Facebook is looking at creating "silent-speech interfaces" based on sensors that could be worn, and made in quantity.
"We are not talking about decoding your random thoughts; that is more than many of us want to know," Dugan quipped.
"We are talking about thoughts you want to share. Words you have decided to send to the speech center of the brain."
Such technology could let people fire off text messages or emails by thinking, instead of needing to interrupt what they are doing to use smartphone touchscreens, for example.
It would also have the potential to capture concepts and semantics associated with words people are thinking, making language differences irrelevant by enabling sharing of what is in mind, Dugan said.
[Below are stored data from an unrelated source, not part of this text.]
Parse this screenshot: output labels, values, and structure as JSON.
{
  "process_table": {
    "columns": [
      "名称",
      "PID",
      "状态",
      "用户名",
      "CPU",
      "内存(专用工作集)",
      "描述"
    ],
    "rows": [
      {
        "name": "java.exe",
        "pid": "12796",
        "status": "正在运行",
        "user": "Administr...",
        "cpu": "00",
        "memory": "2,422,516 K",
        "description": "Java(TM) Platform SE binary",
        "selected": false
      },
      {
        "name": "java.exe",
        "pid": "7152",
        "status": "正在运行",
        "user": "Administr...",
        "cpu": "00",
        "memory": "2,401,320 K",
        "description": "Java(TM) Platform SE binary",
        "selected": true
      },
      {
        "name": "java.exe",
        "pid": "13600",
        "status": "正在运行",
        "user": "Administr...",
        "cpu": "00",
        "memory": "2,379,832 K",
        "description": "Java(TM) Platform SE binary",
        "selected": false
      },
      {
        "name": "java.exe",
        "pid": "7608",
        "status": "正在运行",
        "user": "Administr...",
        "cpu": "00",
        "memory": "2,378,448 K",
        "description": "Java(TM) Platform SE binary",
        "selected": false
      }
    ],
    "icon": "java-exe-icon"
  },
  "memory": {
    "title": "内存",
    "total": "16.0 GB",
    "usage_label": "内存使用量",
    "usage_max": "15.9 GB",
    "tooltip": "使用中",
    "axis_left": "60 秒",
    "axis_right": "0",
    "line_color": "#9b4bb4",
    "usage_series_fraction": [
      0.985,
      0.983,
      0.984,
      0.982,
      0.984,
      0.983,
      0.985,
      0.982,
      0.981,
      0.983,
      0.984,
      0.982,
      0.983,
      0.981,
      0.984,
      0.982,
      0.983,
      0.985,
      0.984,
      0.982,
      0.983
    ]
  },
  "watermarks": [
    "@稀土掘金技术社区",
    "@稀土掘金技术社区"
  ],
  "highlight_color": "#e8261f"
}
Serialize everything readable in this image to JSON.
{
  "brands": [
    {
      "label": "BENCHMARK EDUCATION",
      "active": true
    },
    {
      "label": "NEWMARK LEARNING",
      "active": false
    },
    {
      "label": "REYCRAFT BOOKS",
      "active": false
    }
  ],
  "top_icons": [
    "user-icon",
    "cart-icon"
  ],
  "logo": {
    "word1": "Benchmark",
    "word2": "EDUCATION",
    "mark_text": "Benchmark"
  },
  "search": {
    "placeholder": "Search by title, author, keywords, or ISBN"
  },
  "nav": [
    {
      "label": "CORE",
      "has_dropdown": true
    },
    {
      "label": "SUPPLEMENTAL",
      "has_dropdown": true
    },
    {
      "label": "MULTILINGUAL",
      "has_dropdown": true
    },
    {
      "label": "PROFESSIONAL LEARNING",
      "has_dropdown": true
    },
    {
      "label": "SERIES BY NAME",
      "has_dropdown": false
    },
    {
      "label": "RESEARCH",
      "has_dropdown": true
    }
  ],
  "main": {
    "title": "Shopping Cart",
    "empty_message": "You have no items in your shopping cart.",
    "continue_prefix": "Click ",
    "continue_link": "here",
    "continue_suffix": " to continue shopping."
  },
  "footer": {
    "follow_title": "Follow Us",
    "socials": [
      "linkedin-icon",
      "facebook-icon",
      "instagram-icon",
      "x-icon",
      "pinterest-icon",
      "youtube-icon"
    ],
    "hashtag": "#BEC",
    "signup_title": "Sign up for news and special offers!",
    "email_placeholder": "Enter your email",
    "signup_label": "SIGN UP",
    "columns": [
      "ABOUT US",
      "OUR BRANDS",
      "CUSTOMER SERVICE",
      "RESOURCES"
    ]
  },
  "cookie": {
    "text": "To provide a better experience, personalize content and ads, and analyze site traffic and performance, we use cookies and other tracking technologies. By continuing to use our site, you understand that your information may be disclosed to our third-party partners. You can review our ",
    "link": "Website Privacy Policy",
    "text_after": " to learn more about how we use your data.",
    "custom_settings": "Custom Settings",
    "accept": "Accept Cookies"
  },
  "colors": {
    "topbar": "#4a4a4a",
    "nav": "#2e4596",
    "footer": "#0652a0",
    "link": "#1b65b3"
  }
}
"Unlike other approaches, ours will be focused on developing a noninvasive system that could one day become a speech prosthetic for people with communication disorders or a new means for input to AR," Dugan said in a post on her Facebook page, referring to augmented reality.
"Even something as simple as a 'yes/no' brain click, or a 'brain mouse' would be transformative."
Feeling words
The Building 8 group is also working on sensors that let people "hear" through their skin, with what they feel being converted into words in a variation on how the ear turns vibrations into comprehensible sounds.
The Building 8 group is also working on sensors that let people "hear" through their skin, with what they feel being converted into words in a variation on how the ear turns vibrations into comprehensible sounds.
"Our brains have the ability to construct language from components," Dugan said.
"I suggest that one day, not so far away, it may be possible for me to think in Mandarin and for you to feel it instantly in Spanish."
Such technology remains years away, according to Dugan.
Work under way in Building 8 "will one day allow us to choose to share a thought, just like we do with photos and videos," Facebook co-founder and chief executive Mark Zuckerberg said in a post on his page at the social network.
"Eventually, we want to turn it into a wearable technology that can be manufactured at scale."
Facebook started the Building 8 group last year, and put it in the hands of Dugan, who had previously led an advanced-technology projects group at Google.
Before joining Google, Dugan ran the Defense Department's Defense Advanced Research Projects Agency, devoted to developing technology for the US military.